Abdel-Amine Tran

Personal information
- Full name: Abdel-Amine Duc Vinh Tran
- Date of birth: 21 November 2005 (age 20)
- Place of birth: Nogent-sur-Marne, France
- Height: 1.74 m (5 ft 9 in)
- Position: Attacking midfielder

Team information
- Current team: Song Lam Nghe An
- Number: 87

Youth career
- –2017: US Torcy
- 2017–2023: Troyes
- 2023–2024: Montfermeil

Senior career*
- Years: Team / Apps / (Gls)
- 2024–2026: Paris 13 Atletico B
- 2026: Trélissac
- 2026–: Song Lam Nghe An / 2 / (0)

= Abdel-Amine Tran =

French professional footballer (born 1997)

Abdel-Amine Duc Vinh Tran (born 21 November 2005) is a French professional footballer who plays as an attacking midfielder for V.League 1 club Song Lam Nghe An.

==Career==
Tran began his youth playing for local team US Torcy, before joining the youth academy of Troyes in 2017.

In summer 2024, Tran joined the reserves team of Paris 13 Atletico.

On 2 February 2026, Tran joined Régional 1 club Trélissac and helped his team finished first in their league group, thus promoted to the Championnat National 3.
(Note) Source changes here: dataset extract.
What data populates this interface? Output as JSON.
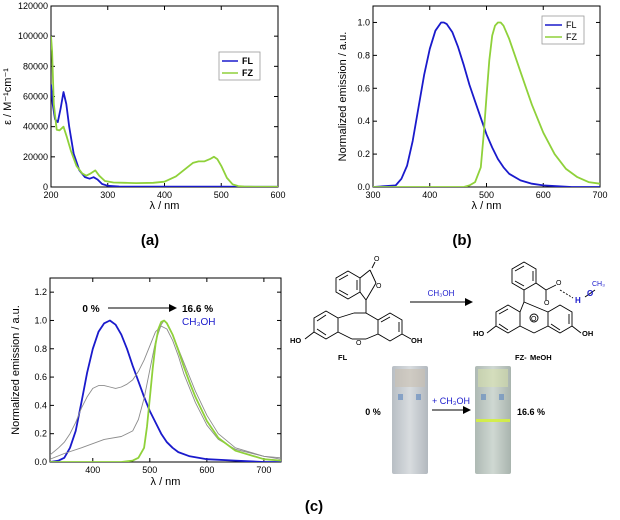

In July 2026, Tran moved to Vietnam, signing for V.League 1 club Song Lam Nghe An. In his first start for the team, his performances helped the team defeat Hanoi FC 4–1 in the second matchday of the 2026–27 V.League 1.

==Personal life==
Tran was born to a French father of Vietnamese descent and an Algerian mother. His brother Phi-Long plays alongside him in Song Lam Nghe An.